Loch of Skene is a large lowland, freshwater loch in Aberdeenshire, Scotland. It lies approximately 1 mi to the west of the village of Kirkton of Skene and 9 mi west of Aberdeen.

The loch is partially man-made, being dammed at its outflow on the southern shore to form a reservoir. Before 1905, water from the loch was used in the making of tweed and to turn the mill wheel at the Garlogie Mills. The mills closed in 1905. From 1923, the water was used to generate electricity. The loch is about 6 foot deep at its deepest.

==Flora and fauna==
The loch is designated as a Special Protection Area, a Site of Special Scientific Interest and a Ramsar site for wildlife conservation purposes.
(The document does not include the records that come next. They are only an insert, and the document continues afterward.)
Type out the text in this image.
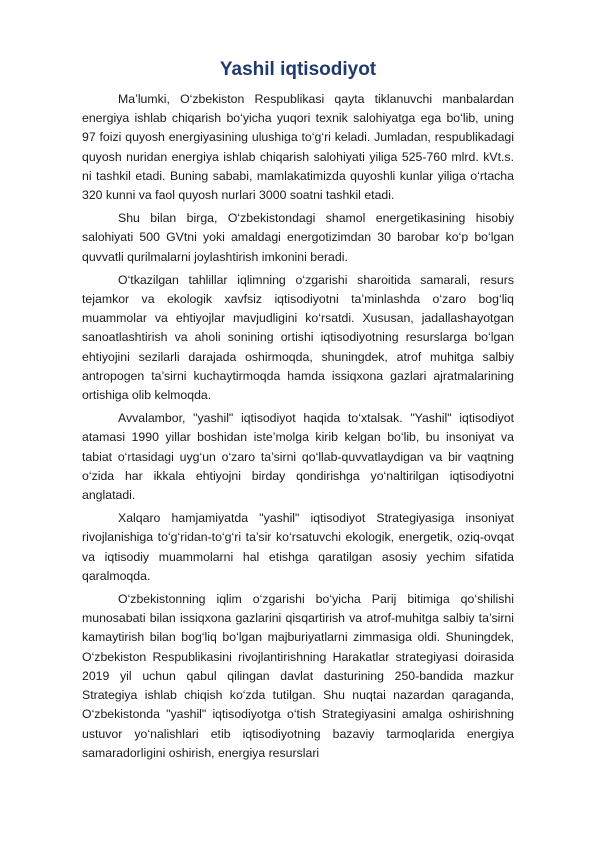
Yashil iqtisodiyot

Ma’lumki, O‘zbekiston Respublikasi qayta tiklanuvchi manbalardan energiya ishlab chiqarish bo‘yicha yuqori texnik salohiyatga ega bo‘lib, uning 97 foizi quyosh energiyasining ulushiga to‘g‘ri keladi. Jumladan, respublikadagi quyosh nuridan energiya ishlab chiqarish salohiyati yiliga 525-760 mlrd. kVt.s. ni tashkil etadi. Buning sababi, mamlakatimizda quyoshli kunlar yiliga o‘rtacha 320 kunni va faol quyosh nurlari 3000 soatni tashkil etadi.

Shu bilan birga, O‘zbekistondagi shamol energetikasining hisobiy salohiyati 500 GVtni yoki amaldagi energotizimdan 30 barobar ko‘p bo‘lgan quvvatli qurilmalarni joylashtirish imkonini beradi.

O‘tkazilgan tahlillar iqlimning o‘zgarishi sharoitida samarali, resurs tejamkor va ekologik xavfsiz iqtisodiyotni ta’minlashda o‘zaro bog‘liq muammolar va ehtiyojlar mavjudligini ko‘rsatdi. Xususan, jadallashayotgan sanoatlashtirish va aholi sonining ortishi iqtisodiyotning resurslarga bo‘lgan ehtiyojini sezilarli darajada oshirmoqda, shuningdek, atrof muhitga salbiy antropogen ta’sirni kuchaytirmoqda hamda issiqxona gazlari ajratmalarining ortishiga olib kelmoqda.

Avvalambor, "yashil" iqtisodiyot haqida to‘xtalsak. "Yashil" iqtisodiyot atamasi 1990 yillar boshidan iste’molga kirib kelgan bo‘lib, bu insoniyat va tabiat o‘rtasidagi uyg‘un o‘zaro ta’sirni qo‘llab-quvvatlaydigan va bir vaqtning o‘zida har ikkala ehtiyojni birday qondirishga yo‘naltirilgan iqtisodiyotni anglatadi.

Xalqaro hamjamiyatda "yashil" iqtisodiyot Strategiyasiga insoniyat rivojlanishiga to‘g‘ridan-to‘g‘ri ta’sir ko‘rsatuvchi ekologik, energetik, oziq-ovqat va iqtisodiy muammolarni hal etishga qaratilgan asosiy yechim sifatida qaralmoqda.

O‘zbekistonning iqlim o‘zgarishi bo‘yicha Parij bitimiga qo‘shilishi munosabati bilan issiqxona gazlarini qisqartirish va atrof-muhitga salbiy ta’sirni kamaytirish bilan bog‘liq bo‘lgan majburiyatlarni zimmasiga oldi. Shuningdek, O‘zbekiston Respublikasini rivojlantirishning Harakatlar strategiyasi doirasida 2019 yil uchun qabul qilingan davlat dasturining 250-bandida mazkur Strategiya ishlab chiqish ko‘zda tutilgan. Shu nuqtai nazardan qaraganda, O‘zbekistonda "yashil" iqtisodiyotga o‘tish Strategiyasini amalga oshirishning ustuvor yo‘nalishlari etib iqtisodiyotning bazaviy tarmoqlarida energiya samaradorligini oshirish, energiya resurslari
The loch supports concentrations of wildfowl in autumn and winter in particular greylag geese, goldeneye ducks and pink-footed geese. Common gulls are also found on the loch.

Reedbed and a birch and willow carr fringe the loch perimeter.

Pike are found in the loch and a permit is required for fishing.

==Recreation==
The Aberdeen and Stonehaven Yacht Club is based at the loch.

==Survey==
The loch was surveyed on 17 July 1905 by T.N. Johnston and L.W. Collett and later charted as part of the Sir John Murray's Bathymetrical Survey of Fresh-Water Lochs of Scotland 1897-1909.